Ben onlara sadece, Senin bana emrettiklerini söyledim; benim ve sizin Rabbiniz olan Allah’a kulluk edin, dedim. Ve ben aralarında olduğum müddetçe onlar üzerine tanıktım. Ne zaman ki Sen beni vefat ettirdin, onları gözetleyen yalnız Sen oldun Sen. Ve şüphesiz Sen gaybleri en iyi bilensin.
Eğer onlara azap edersen, şüphesiz onlar senin kullarındır ve eğer onları bağışlarsan, şüphesiz Sen, Aziz ve Hakîm’in ta kendisisin.”
Allah dedi ki: "Bu, doğru kimselere doğruluklarının fayda sağladığı gündür. Onlar için altlarından ırmaklar akan, içinde ebedî kalacakları cennetler vardır". Allah onlardan razı olmuş, onlar da O'ndan razı olmuşlardır. İşte bu, büyük kurtuluştur. (Mâide/116, 119)

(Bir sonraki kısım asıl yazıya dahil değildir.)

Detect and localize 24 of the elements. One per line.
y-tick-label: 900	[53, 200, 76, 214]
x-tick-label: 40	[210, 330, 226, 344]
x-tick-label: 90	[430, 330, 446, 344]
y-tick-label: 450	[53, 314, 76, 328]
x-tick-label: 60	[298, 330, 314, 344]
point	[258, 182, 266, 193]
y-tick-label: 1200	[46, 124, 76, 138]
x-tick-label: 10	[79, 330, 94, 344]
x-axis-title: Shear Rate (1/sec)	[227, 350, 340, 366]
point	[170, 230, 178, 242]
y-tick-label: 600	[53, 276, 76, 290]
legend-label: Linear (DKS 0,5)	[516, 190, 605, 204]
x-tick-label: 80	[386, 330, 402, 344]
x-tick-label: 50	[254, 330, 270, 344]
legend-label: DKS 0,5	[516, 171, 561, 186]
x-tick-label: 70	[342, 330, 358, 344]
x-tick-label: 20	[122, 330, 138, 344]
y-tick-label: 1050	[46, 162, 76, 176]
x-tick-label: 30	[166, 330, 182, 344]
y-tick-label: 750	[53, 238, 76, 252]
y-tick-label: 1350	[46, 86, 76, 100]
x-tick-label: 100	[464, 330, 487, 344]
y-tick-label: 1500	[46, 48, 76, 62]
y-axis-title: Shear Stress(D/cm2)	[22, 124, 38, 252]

İşte onlar [Rahman’ın kulları], sabretmelerine karşılık ğurfede [cennetin en yüksek makamlarında], orada ebedî kalacaklar olarak mükâfatlandırılacaklar, orada hürmet ve selâmla karşılanacaklardır -orası ne güzel bir karargâh ve ne güzel bir ikametgâhtır!- (Furkan/75)
Ve o kişiler, Allah’ın birleştirilmesini istediği şeyi birleştirirler. Rablerine haşyet duyarlar ve hesabın kötülüğünden korkarlar.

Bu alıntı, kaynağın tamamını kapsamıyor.